The same can be said of other fruits from the garden. In fact the concept can go into many aspects of life where something produced is good and then we want to enjoy it and share it with others.
The Gospel passage for Sunday’s liturgy contains the “Parable of the Sower.” Most of us are familiar with the story. The sower sows seed that lands on four different types of ground. Three types of ground proved inadequate for the seed to sprout, grow and produce fruit. The fourth, however, was excellent and it enabled a crop of 30, 60 or 100 fold.
Hearing the parable we naturally want the seed to fall on good soil because we want that yield of 30, 60 or 100 fold. That’s pretty obvious from the parable itself. It is somewhat like saying: “You’d have to be crazy not to want that.” Jesus then goes on to explain the parable saying that the seed is like the “word of God.”
The word of God is wonderful and powerful; it gives life and provides for life. Think back to the first story of creation in the Book of Genesis. God spoke and wonderful things happened. He said, “Let there be light” and there was light.
That same word of God, reflected in the Scriptures and in Christ Jesus, the Word made flesh, is spoken to us. When we truly listen, allowing that “word” to penetrate our hearts, then great things can happen to us. Fruits in all different forms of virtue, kind acts, good behavior, works of charity and love, care for the poor and needy, compassion and mercy will be produced.
The key is that the seed must be planted in “good soil.” The old adage is true – if you want good plants, you better have good soil.
We saw what happened when the seed was sown on ground that was either bad or poor. So how do we prepare the soil of our souls? First we have to break up the soil. Remember the soil represents the whole of our lives. So much so that there is no aspect of our lives that is excluded from the word. God wants to touch every aspect and to bring forth fruit from all parts of our lives (family, home, work, school, intellectual life, emotional life, relationships, behavior, attitudes, etc.).
“Breaking up the soil” means preparing ourselves to accept the “word” into all these aspects. Some we may not want to break up. We might put up walls or obstacles; we might not want to listen. Yet God wants to enter these areas as well. We need to be open to listen. Breaking up the soil, in addition to making it easier for the roots to go in, allows air to get into the soil, which makes it more suitable for growing.
Second, we have to take out any rocks or clumps of weeds that might have grown on that patch of ground. These things will get in the way of growth, and will inhibit growth of the plant. The same is true when we are trying to live good lives. If there are behaviors or dispositions that we have that are bad, then we need to remove them. The more we do this, the better the soul will be to receive the “word” and to be further enlivened by it.
Third, the ground has to accept the seed. Of course soil does not do this on its own. The gardener will place the seed then cover it with some of the loose soil. The seed is now in the soil.

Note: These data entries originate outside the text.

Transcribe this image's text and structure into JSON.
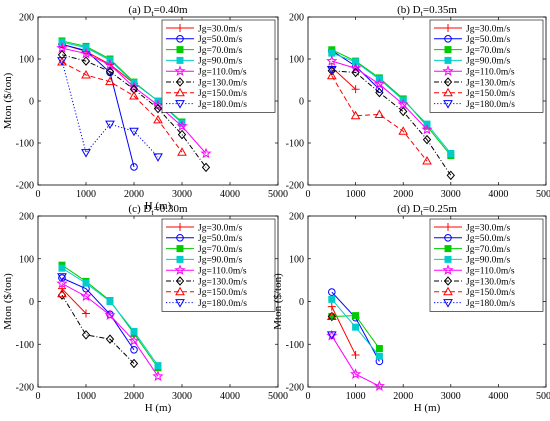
{
  "figure": {
    "panels": [
      {
        "title_prefix": "(a) D",
        "title_sub": "t",
        "title_suffix": "=0.40m"
      },
      {
        "title_prefix": "(b) D",
        "title_sub": "t",
        "title_suffix": "=0.35m"
      },
      {
        "title_prefix": "(c) D",
        "title_sub": "t",
        "title_suffix": "=0.30m"
      },
      {
        "title_prefix": "(d) D",
        "title_sub": "t",
        "title_suffix": "=0.25m"
      }
    ]
  },
  "chart_data": [
    {
      "type": "line",
      "title": "(a) Dt=0.40m",
      "xlabel": "H (m)",
      "ylabel": "Mton ($/ton)",
      "xlim": [
        0,
        5000
      ],
      "ylim": [
        -200,
        200
      ],
      "xticks": [
        0,
        1000,
        2000,
        3000,
        4000,
        5000
      ],
      "yticks": [
        -200,
        -100,
        0,
        100,
        200
      ],
      "legend_position": "top-right",
      "grid": false,
      "series": [
        {
          "name": "Jg=30.0m/s",
          "color": "#ff0000",
          "marker": "plus",
          "dash": "solid",
          "x": [
            500,
            1000,
            1500,
            2000
          ],
          "y": [
            135,
            118,
            87,
            42
          ]
        },
        {
          "name": "Jg=50.0m/s",
          "color": "#0000ff",
          "marker": "circle",
          "dash": "solid",
          "x": [
            500,
            1000,
            1500,
            2000
          ],
          "y": [
            135,
            120,
            68,
            -157
          ]
        },
        {
          "name": "Jg=70.0m/s",
          "color": "#00cc00",
          "marker": "square",
          "dash": "solid",
          "x": [
            500,
            1000,
            1500,
            2000,
            2500,
            3000
          ],
          "y": [
            143,
            130,
            100,
            45,
            0,
            -50
          ]
        },
        {
          "name": "Jg=90.0m/s",
          "color": "#00cccc",
          "marker": "square",
          "dash": "solid",
          "x": [
            500,
            1000,
            1500,
            2000,
            2500,
            3000
          ],
          "y": [
            140,
            127,
            97,
            43,
            0,
            -53
          ]
        },
        {
          "name": "Jg=110.0m/s",
          "color": "#ff00ff",
          "marker": "star",
          "dash": "solid",
          "x": [
            500,
            1000,
            1500,
            2000,
            2500,
            3000,
            3500
          ],
          "y": [
            126,
            113,
            86,
            33,
            -10,
            -60,
            -125
          ]
        },
        {
          "name": "Jg=130.0m/s",
          "color": "#000000",
          "marker": "diamond",
          "dash": "dashdot",
          "x": [
            500,
            1000,
            1500,
            2000,
            2500,
            3000,
            3500
          ],
          "y": [
            110,
            95,
            70,
            28,
            -18,
            -80,
            -158
          ]
        },
        {
          "name": "Jg=150.0m/s",
          "color": "#ff0000",
          "marker": "triangle-up",
          "dash": "dashed",
          "x": [
            500,
            1000,
            1500,
            2000,
            2500,
            3000
          ],
          "y": [
            93,
            62,
            46,
            12,
            -45,
            -122
          ]
        },
        {
          "name": "Jg=180.0m/s",
          "color": "#0000ff",
          "marker": "triangle-down",
          "dash": "dotted",
          "x": [
            500,
            1000,
            1500,
            2000,
            2500
          ],
          "y": [
            96,
            -123,
            -55,
            -72,
            -133
          ]
        }
      ]
    },
    {
      "type": "line",
      "title": "(b) Dt=0.35m",
      "xlabel": "",
      "ylabel": "",
      "xlim": [
        0,
        5000
      ],
      "ylim": [
        -200,
        200
      ],
      "xticks": [
        0,
        1000,
        2000,
        3000,
        4000,
        5000
      ],
      "yticks": [
        -200,
        -100,
        0,
        100,
        200
      ],
      "legend_position": "top-right",
      "grid": false,
      "series": [
        {
          "name": "Jg=30.0m/s",
          "color": "#ff0000",
          "marker": "plus",
          "dash": "solid",
          "x": [
            500,
            1000
          ],
          "y": [
            80,
            28
          ]
        },
        {
          "name": "Jg=50.0m/s",
          "color": "#0000ff",
          "marker": "circle",
          "dash": "solid",
          "x": [
            500,
            1000,
            1500
          ],
          "y": [
            120,
            83,
            28
          ]
        },
        {
          "name": "Jg=70.0m/s",
          "color": "#00cc00",
          "marker": "square",
          "dash": "solid",
          "x": [
            500,
            1000,
            1500,
            2000,
            2500,
            3000
          ],
          "y": [
            122,
            95,
            55,
            5,
            -60,
            -130
          ]
        },
        {
          "name": "Jg=90.0m/s",
          "color": "#00cccc",
          "marker": "square",
          "dash": "solid",
          "x": [
            500,
            1000,
            1500,
            2000,
            2500,
            3000
          ],
          "y": [
            114,
            93,
            52,
            2,
            -55,
            -125
          ]
        },
        {
          "name": "Jg=110.0m/s",
          "color": "#ff00ff",
          "marker": "star",
          "dash": "solid",
          "x": [
            500,
            1000,
            1500,
            2000,
            2500
          ],
          "y": [
            95,
            78,
            40,
            -8,
            -68
          ]
        },
        {
          "name": "Jg=130.0m/s",
          "color": "#000000",
          "marker": "diamond",
          "dash": "dashdot",
          "x": [
            500,
            1000,
            1500,
            2000,
            2500,
            3000
          ],
          "y": [
            72,
            68,
            20,
            -25,
            -92,
            -177
          ]
        },
        {
          "name": "Jg=150.0m/s",
          "color": "#ff0000",
          "marker": "triangle-up",
          "dash": "dashed",
          "x": [
            500,
            1000,
            1500,
            2000,
            2500
          ],
          "y": [
            60,
            -35,
            -32,
            -72,
            -143
          ]
        },
        {
          "name": "Jg=180.0m/s",
          "color": "#0000ff",
          "marker": "triangle-down",
          "dash": "dotted",
          "x": [
            500
          ],
          "y": [
            75
          ]
        }
      ]
    },
    {
      "type": "line",
      "title": "(c) Dt=0.30m",
      "xlabel": "H (m)",
      "ylabel": "Mton ($/ton)",
      "xlim": [
        0,
        5000
      ],
      "ylim": [
        -200,
        200
      ],
      "xticks": [
        0,
        1000,
        2000,
        3000,
        4000,
        5000
      ],
      "yticks": [
        -200,
        -100,
        0,
        100,
        200
      ],
      "legend_position": "top-right",
      "grid": false,
      "series": [
        {
          "name": "Jg=30.0m/s",
          "color": "#ff0000",
          "marker": "plus",
          "dash": "solid",
          "x": [
            500,
            1000
          ],
          "y": [
            30,
            -28
          ]
        },
        {
          "name": "Jg=50.0m/s",
          "color": "#0000ff",
          "marker": "circle",
          "dash": "solid",
          "x": [
            500,
            1000,
            1500,
            2000
          ],
          "y": [
            55,
            30,
            -30,
            -113
          ]
        },
        {
          "name": "Jg=70.0m/s",
          "color": "#00cc00",
          "marker": "square",
          "dash": "solid",
          "x": [
            500,
            1000,
            1500,
            2000,
            2500
          ],
          "y": [
            85,
            47,
            2,
            -75,
            -155
          ]
        },
        {
          "name": "Jg=90.0m/s",
          "color": "#00cccc",
          "marker": "square",
          "dash": "solid",
          "x": [
            500,
            1000,
            1500,
            2000,
            2500
          ],
          "y": [
            78,
            43,
            0,
            -70,
            -150
          ]
        },
        {
          "name": "Jg=110.0m/s",
          "color": "#ff00ff",
          "marker": "star",
          "dash": "solid",
          "x": [
            500,
            1000,
            1500,
            2000,
            2500
          ],
          "y": [
            42,
            12,
            -32,
            -92,
            -175
          ]
        },
        {
          "name": "Jg=130.0m/s",
          "color": "#000000",
          "marker": "diamond",
          "dash": "dashdot",
          "x": [
            500,
            1000,
            1500,
            2000
          ],
          "y": [
            15,
            -78,
            -88,
            -145
          ]
        },
        {
          "name": "Jg=150.0m/s",
          "color": "#ff0000",
          "marker": "triangle-up",
          "dash": "dashed",
          "x": [
            500
          ],
          "y": [
            18
          ]
        },
        {
          "name": "Jg=180.0m/s",
          "color": "#0000ff",
          "marker": "triangle-down",
          "dash": "dotted",
          "x": [
            500
          ],
          "y": [
            58
          ]
        }
      ]
    },
    {
      "type": "line",
      "title": "(d) Dt=0.25m",
      "xlabel": "H (m)",
      "ylabel": "Mton ($/ton)",
      "xlim": [
        0,
        5000
      ],
      "ylim": [
        -200,
        200
      ],
      "xticks": [
        0,
        1000,
        2000,
        3000,
        4000,
        5000
      ],
      "yticks": [
        -200,
        -100,
        0,
        100,
        200
      ],
      "legend_position": "top-right",
      "grid": false,
      "series": [
        {
          "name": "Jg=30.0m/s",
          "color": "#ff0000",
          "marker": "plus",
          "dash": "solid",
          "x": [
            500,
            1000
          ],
          "y": [
            -12,
            -125
          ]
        },
        {
          "name": "Jg=50.0m/s",
          "color": "#0000ff",
          "marker": "circle",
          "dash": "solid",
          "x": [
            500,
            1000,
            1500
          ],
          "y": [
            22,
            -38,
            -140
          ]
        },
        {
          "name": "Jg=70.0m/s",
          "color": "#00cc00",
          "marker": "square",
          "dash": "solid",
          "x": [
            500,
            1000,
            1500
          ],
          "y": [
            -35,
            -33,
            -110
          ]
        },
        {
          "name": "Jg=90.0m/s",
          "color": "#00cccc",
          "marker": "square",
          "dash": "solid",
          "x": [
            500,
            1000,
            1500
          ],
          "y": [
            5,
            -60,
            -128
          ]
        },
        {
          "name": "Jg=110.0m/s",
          "color": "#ff00ff",
          "marker": "star",
          "dash": "solid",
          "x": [
            500,
            1000,
            1500
          ],
          "y": [
            -80,
            -170,
            -198
          ]
        },
        {
          "name": "Jg=130.0m/s",
          "color": "#000000",
          "marker": "diamond",
          "dash": "dashdot",
          "x": [
            500
          ],
          "y": [
            -35
          ]
        },
        {
          "name": "Jg=150.0m/s",
          "color": "#ff0000",
          "marker": "triangle-up",
          "dash": "dashed",
          "x": [
            500
          ],
          "y": [
            -35
          ]
        },
        {
          "name": "Jg=180.0m/s",
          "color": "#0000ff",
          "marker": "triangle-down",
          "dash": "dotted",
          "x": [
            500
          ],
          "y": [
            -78
          ]
        }
      ]
    }
  ]
}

We have to allow God to be the gardener of our souls. We allow him to plant the word when we listen. Listening is different from hearing. When we are attentive to his voice in the liturgy, in the Scriptures, in our devotions or meditations, then we are listening. Listening entails being obedient to his word, to following his word, trusting in faith that he will lead us where we need to go.
The Word of God is powerful and brings life. It is the word that goes forth from the mouth of God and, in his words from Isaiah, “my word shall not return to me void, but shall do my will, achieving the end for which I sent it.”
Jesus gives us the “Parable of the Sower” to invite us to open our hearts to not only hear his word but to truly listen to his word and to be transformed by it.
Msgr. Joseph Prior is pastor of Our Lady of Grace Parish, Penndel, and a former professor of Sacred Scripture and rector of St. Charles Borromeo Seminary.